[ExI] The digital nature of brains (was: digital simulations)
gts_2000 at yahoo.com
Tue Jan 26 13:47:11 UTC 2010
--- On Mon, 1/25/10, Stathis Papaioannou <stathisp at gmail.com> wrote:
> You are saying that in addition to the symbol grounding
> problem there the problem of attaching "meaning" to the symbols.
As that article explains, symbol grounding requires both the ability to pick out referents and consciousness.
We, but not computers, have the ability to hold the meanings of symbols in our minds as intentional objects, and to processs those meanings consciously as you do at this very moment.
> You can't explain what this meaning is
I just did.
> but you feel that humans have it and computers
> don't. No empirical test can ever convince you that
> computers have it, because by definition there is no empirical test for
> it. Apparently no analytic argument can convince you either.
If I met an entity on the street that passed the TT, I would not know if that entity had semantics. However if I also knew that entity ran only formal programs then I would know from analytic arguments that it did not.
>> Do you believe your desktop or laptop computer has
> conscious understanding of the words you type?
Good. Just doing a reality check there. :)

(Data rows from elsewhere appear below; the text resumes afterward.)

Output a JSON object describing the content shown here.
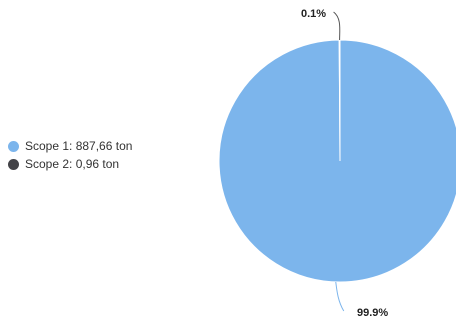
{
  "chart_data": {
    "type": "pie",
    "title": "",
    "series": [
      {
        "name": "Scope 1: 887,66 ton",
        "value": 887.66,
        "color": "#7cb5ec",
        "percent_label": "99.9%"
      },
      {
        "name": "Scope 2: 0,96 ton",
        "value": 0.96,
        "color": "#434348",
        "percent_label": "0.1%"
      }
    ],
    "legend_position": "left",
    "start_angle": "top",
    "direction": "clockwise"
  },
  "legend": {
    "items": [
      {
        "label": "Scope 1: 887,66 ton",
        "color": "#7cb5ec"
      },
      {
        "label": "Scope 2: 0,96 ton",
        "color": "#434348"
      }
    ]
  }
}
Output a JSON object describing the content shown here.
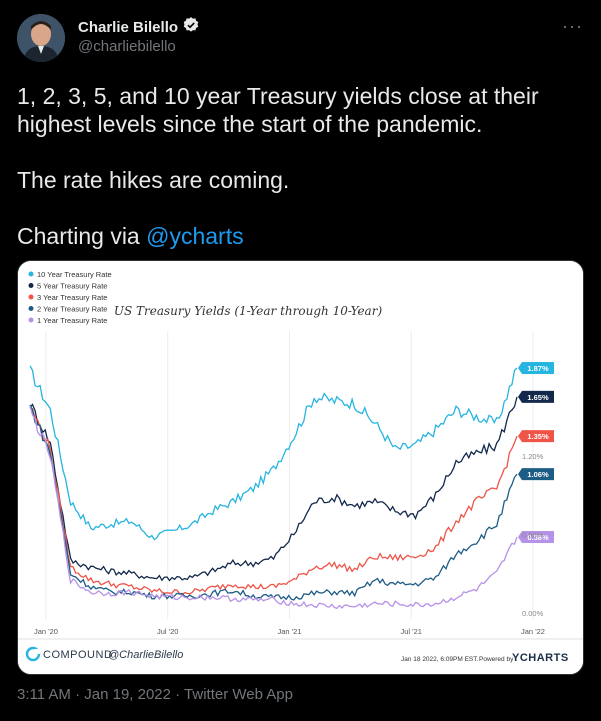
{
  "author": {
    "name": "Charlie Bilello",
    "handle": "@charliebilello"
  },
  "more_label": "···",
  "tweet": {
    "line1": "1, 2, 3, 5, and 10 year Treasury yields close at their highest levels since the start of the pandemic.",
    "line2": "The rate hikes are coming.",
    "line3_prefix": "Charting via ",
    "line3_mention": "@ycharts"
  },
  "timestamp": "3:11 AM · Jan 19, 2022 · Twitter Web App",
  "colors": {
    "accent": "#1d9bf0",
    "verified": "#1d9bf0"
  },
  "chart_data": {
    "type": "line",
    "title": "US Treasury Yields (1-Year through 10-Year)",
    "x_ticks": [
      "Jan '20",
      "Jul '20",
      "Jan '21",
      "Jul '21",
      "Jan '22"
    ],
    "y_ticks": [
      "1.20%",
      "0.60%",
      "0.00%"
    ],
    "ylim": [
      0,
      2.0
    ],
    "legend_position": "top-left",
    "grid": true,
    "footer_brand": "COMPOUND",
    "footer_handle": "@CharlieBilello",
    "footer_date": "Jan 18 2022, 6:09PM EST.",
    "footer_powered": "Powered by",
    "footer_ycharts": "YCHARTS",
    "series": [
      {
        "name": "10 Year Treasury Rate",
        "color": "#26b5e0",
        "last_label": "1.87%",
        "x": [
          "2020-01",
          "2020-02",
          "2020-03",
          "2020-04",
          "2020-05",
          "2020-06",
          "2020-07",
          "2020-08",
          "2020-09",
          "2020-10",
          "2020-11",
          "2020-12",
          "2021-01",
          "2021-02",
          "2021-03",
          "2021-04",
          "2021-05",
          "2021-06",
          "2021-07",
          "2021-08",
          "2021-09",
          "2021-10",
          "2021-11",
          "2021-12",
          "2022-01"
        ],
        "values": [
          1.85,
          1.55,
          0.85,
          0.65,
          0.68,
          0.7,
          0.58,
          0.62,
          0.68,
          0.78,
          0.85,
          0.95,
          1.1,
          1.35,
          1.65,
          1.62,
          1.6,
          1.45,
          1.25,
          1.28,
          1.4,
          1.55,
          1.5,
          1.45,
          1.87
        ]
      },
      {
        "name": "5 Year Treasury Rate",
        "color": "#13284a",
        "last_label": "1.65%",
        "x": [
          "2020-01",
          "2020-02",
          "2020-03",
          "2020-04",
          "2020-05",
          "2020-06",
          "2020-07",
          "2020-08",
          "2020-09",
          "2020-10",
          "2020-11",
          "2020-12",
          "2021-01",
          "2021-02",
          "2021-03",
          "2021-04",
          "2021-05",
          "2021-06",
          "2021-07",
          "2021-08",
          "2021-09",
          "2021-10",
          "2021-11",
          "2021-12",
          "2022-01"
        ],
        "values": [
          1.6,
          1.3,
          0.4,
          0.35,
          0.32,
          0.3,
          0.27,
          0.27,
          0.27,
          0.32,
          0.38,
          0.38,
          0.42,
          0.6,
          0.85,
          0.88,
          0.82,
          0.85,
          0.78,
          0.75,
          0.9,
          1.15,
          1.22,
          1.28,
          1.65
        ]
      },
      {
        "name": "3 Year Treasury Rate",
        "color": "#ef5448",
        "last_label": "1.35%",
        "x": [
          "2020-01",
          "2020-02",
          "2020-03",
          "2020-04",
          "2020-05",
          "2020-06",
          "2020-07",
          "2020-08",
          "2020-09",
          "2020-10",
          "2020-11",
          "2020-12",
          "2021-01",
          "2021-02",
          "2021-03",
          "2021-04",
          "2021-05",
          "2021-06",
          "2021-07",
          "2021-08",
          "2021-09",
          "2021-10",
          "2021-11",
          "2021-12",
          "2022-01"
        ],
        "values": [
          1.58,
          1.25,
          0.35,
          0.25,
          0.22,
          0.2,
          0.17,
          0.16,
          0.16,
          0.19,
          0.22,
          0.2,
          0.2,
          0.25,
          0.35,
          0.37,
          0.33,
          0.43,
          0.42,
          0.43,
          0.5,
          0.7,
          0.85,
          0.95,
          1.35
        ]
      },
      {
        "name": "2 Year Treasury Rate",
        "color": "#1d5c85",
        "last_label": "1.06%",
        "x": [
          "2020-01",
          "2020-02",
          "2020-03",
          "2020-04",
          "2020-05",
          "2020-06",
          "2020-07",
          "2020-08",
          "2020-09",
          "2020-10",
          "2020-11",
          "2020-12",
          "2021-01",
          "2021-02",
          "2021-03",
          "2021-04",
          "2021-05",
          "2021-06",
          "2021-07",
          "2021-08",
          "2021-09",
          "2021-10",
          "2021-11",
          "2021-12",
          "2022-01"
        ],
        "values": [
          1.58,
          1.22,
          0.3,
          0.2,
          0.16,
          0.16,
          0.13,
          0.13,
          0.13,
          0.15,
          0.17,
          0.13,
          0.12,
          0.12,
          0.15,
          0.16,
          0.15,
          0.25,
          0.22,
          0.22,
          0.27,
          0.45,
          0.55,
          0.68,
          1.06
        ]
      },
      {
        "name": "1 Year Treasury Rate",
        "color": "#b591e8",
        "last_label": "0.58%",
        "x": [
          "2020-01",
          "2020-02",
          "2020-03",
          "2020-04",
          "2020-05",
          "2020-06",
          "2020-07",
          "2020-08",
          "2020-09",
          "2020-10",
          "2020-11",
          "2020-12",
          "2021-01",
          "2021-02",
          "2021-03",
          "2021-04",
          "2021-05",
          "2021-06",
          "2021-07",
          "2021-08",
          "2021-09",
          "2021-10",
          "2021-11",
          "2021-12",
          "2022-01"
        ],
        "values": [
          1.55,
          1.2,
          0.25,
          0.16,
          0.15,
          0.16,
          0.13,
          0.12,
          0.12,
          0.12,
          0.11,
          0.1,
          0.1,
          0.07,
          0.06,
          0.05,
          0.05,
          0.07,
          0.07,
          0.06,
          0.07,
          0.12,
          0.18,
          0.3,
          0.58
        ]
      }
    ]
  }
}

You agree that your software/hardware system does not have conscious understanding of symbols (semantics) but you also argue that digital computers can have it. Let me ask you: what would it take for your desktop computer to acquire this capacity that you insist it could have but does not have? More ram? A faster processor? Multiple processors? A bigger hard drive? A better web-cam? A better cooling system? Better programs? What will it take?
> Furthermore, if the computer was based on reverse engineering a human
> brain then I would say it has to have the same consciousness as a human.
I don't disagree with that, but I would not call that reverse engineered machine a software/hardware system. We may someday create conscious machines, but those machines won't look like digital computers.